Клерфэ сидел неподвижно, вперив взгляд в металлические части, которые механики сняли с машины. . уже слишком стар, — думал он, — мне здесь не место. Но что я вообще умею делать, кроме этого?
— Вон он! — заорал тренер, приставив к глазам бинокль. — Гром и молния! Вон он едет, этот чертов сын! Но ему уже не нагнать. Мы слишком отстали.
— Кто из наших еще не сошел?
— Вебер. Он на пятом месте.
Торриани промчался мимо. Махнув рукой, он исчез. Тренер вдруг пустился в пляс.
— Дюваль выбыл! А Торриани нагнал четыре минуты! Четыре минуты! Пресвятая мадонна, храни его!
Казалось, он начнет сейчас молиться. Торриани нагонял с каждым кругом.
— Подумать только, на этой разболтанной колымаге! — орал тренер. — Я готов его расцеловать. Золотце мое! Он едет в среднем со скоростью почти девяносто километров! Рекорд для такой дороги!

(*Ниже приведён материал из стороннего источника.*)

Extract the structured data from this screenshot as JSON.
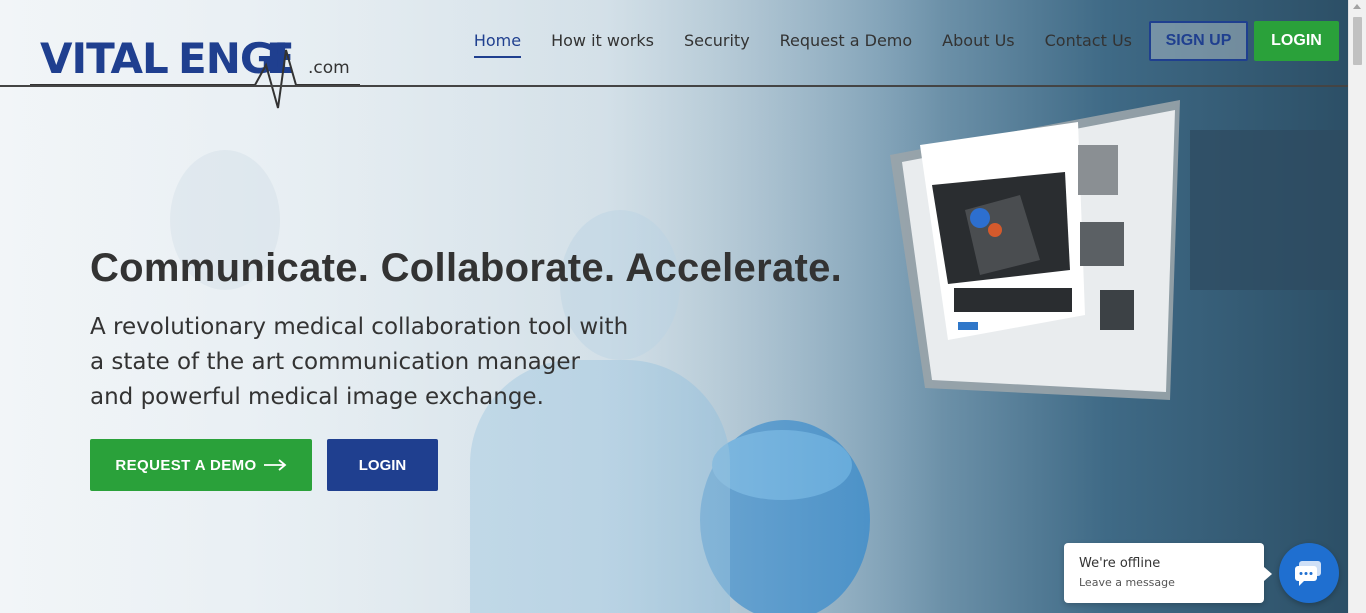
{
  "brand": {
    "logo_text": "VITALENGINE",
    "logo_suffix": ".com"
  },
  "nav": {
    "items": [
      {
        "label": "Home",
        "active": true
      },
      {
        "label": "How it works"
      },
      {
        "label": "Security"
      },
      {
        "label": "Request a Demo"
      },
      {
        "label": "About Us"
      },
      {
        "label": "Contact Us"
      }
    ],
    "signup_label": "SIGN UP",
    "login_label": "LOGIN"
  },
  "hero": {
    "title": "Communicate. Collaborate. Accelerate.",
    "subtitle": "A revolutionary medical collaboration tool with a state of the art communication manager and powerful medical image exchange.",
    "cta_demo": "REQUEST A DEMO",
    "cta_demo_icon": "arrow-right-icon",
    "cta_login": "LOGIN"
  },
  "chat": {
    "status": "We're offline",
    "prompt": "Leave a message",
    "icon": "chat-icon"
  },
  "colors": {
    "brand_blue": "#1f3f8f",
    "brand_green": "#2aa13a",
    "text_dark": "#333333",
    "chat_blue": "#1f6fd0"
  }
}
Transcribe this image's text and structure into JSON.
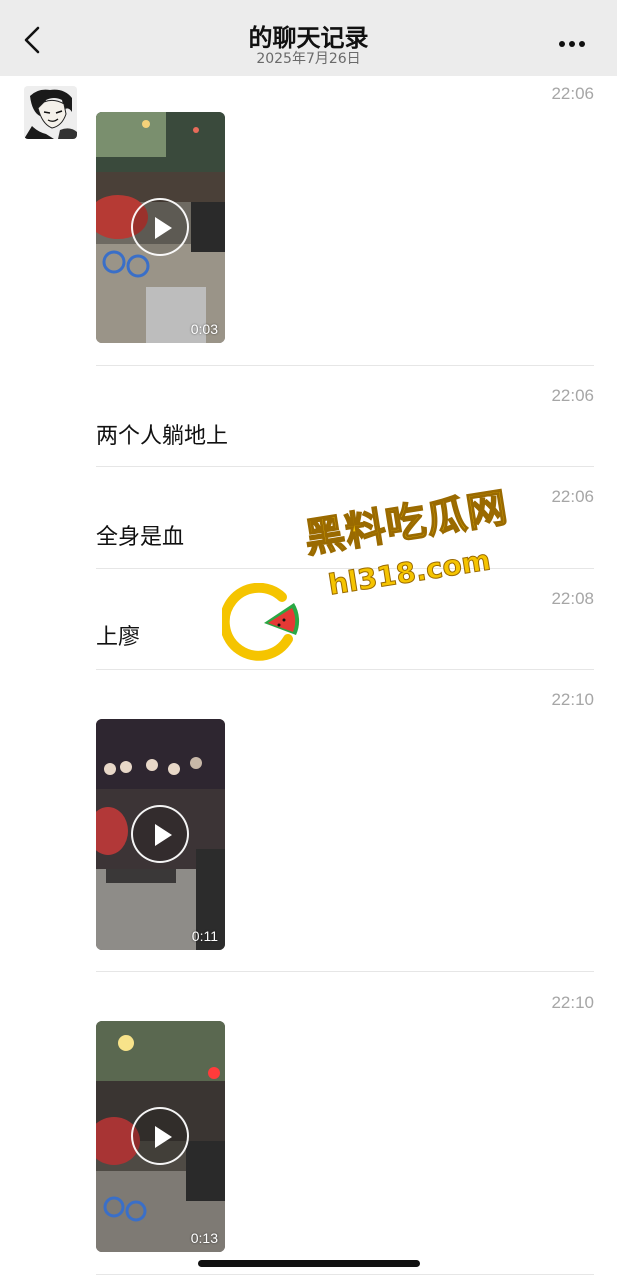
{
  "header": {
    "title": "的聊天记录",
    "date": "2025年7月26日"
  },
  "messages": [
    {
      "type": "video",
      "time": "22:06",
      "duration": "0:03"
    },
    {
      "type": "text",
      "time": "22:06",
      "text": "两个人躺地上"
    },
    {
      "type": "text",
      "time": "22:06",
      "text": "全身是血"
    },
    {
      "type": "text",
      "time": "22:08",
      "text": "上廖"
    },
    {
      "type": "video",
      "time": "22:10",
      "duration": "0:11"
    },
    {
      "type": "video",
      "time": "22:10",
      "duration": "0:13"
    }
  ],
  "watermark": {
    "title": "黑料吃瓜网",
    "domain": "hl318.com"
  },
  "colors": {
    "header_bg": "#ececec",
    "time_text": "#a6a6a6",
    "divider": "#e6e6e6",
    "watermark_yellow": "#f5c400",
    "watermark_green": "#2aa844",
    "watermark_red": "#e53935"
  },
  "icons": {
    "back": "chevron-left-icon",
    "more": "more-dots-icon",
    "play": "play-icon"
  }
}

С каждым кругом Торриани наверстывал упущенное. И хотя Клерфэ не хотел завидовать его удаче, он почувствовал горечь. Шестнадцать лет разницы давали себя знать. Правда, так бывало не всегда. Караччола даже со сломанным бедром, испытывая нечеловеческую боль, обогнал значительно более молодых гонщиков-рекордсменов; Нуволари и Ланг показали после войны класс, как будто они помолодели лет на десять; но в свое время каждый гонщик должен уступить место другим, и Клерфэ знал, что ему уже осталось недолго. В этом и заключалась трагедия спортсмена: если ты вовремя не умрешь, тебе суждено тянуть обычную лямку.
— У Валенте заклинило поршни! Монти отстал. Теперь мы держим третье и четвертое места! — кричал тренер. — Если с Торриани что-нибудь случится, вы сможете его сменить?
Клерфэ подметил сомнение во взгляде, который бросил на него тренер. Пока они еще спрашивают меня, — подумал он. — Но скоро уже перестанут.
— Пусть едет Торриани, пока может, — сказал он.
Тренер кивнул.
— Брать повороты с больным плечом — это самоубийство, — сказал он.
— Мне пришлось бы снизить скорость.
— Святая мадонна! — молился тренер. — Сделай так, чтобы у Торелли заело тормоза. Храни Вебера и Торриани! Пусть у Бордони продырявится бак!
Каждый раз во время гонок тренер вдруг становился удивительно набожным, правда, на свой лад; но стоило гонкам кончиться, как он опять начинал богохульствовать.
Перед последним кругом машина Торриани вдруг встала. Торриани всем туловищем лежал на руле.
— Что случилось? — заорал тренер. — Вы что, не можете больше ехать? Что случилось? Вытаскивайте его! Клерфэ! Пресвятая мадонна, матерь всех скорбящих, у него тепловой удар! И когда? Весной! А вы можете ехать? Машина…
Механики уже готовили машину к последнему кругу.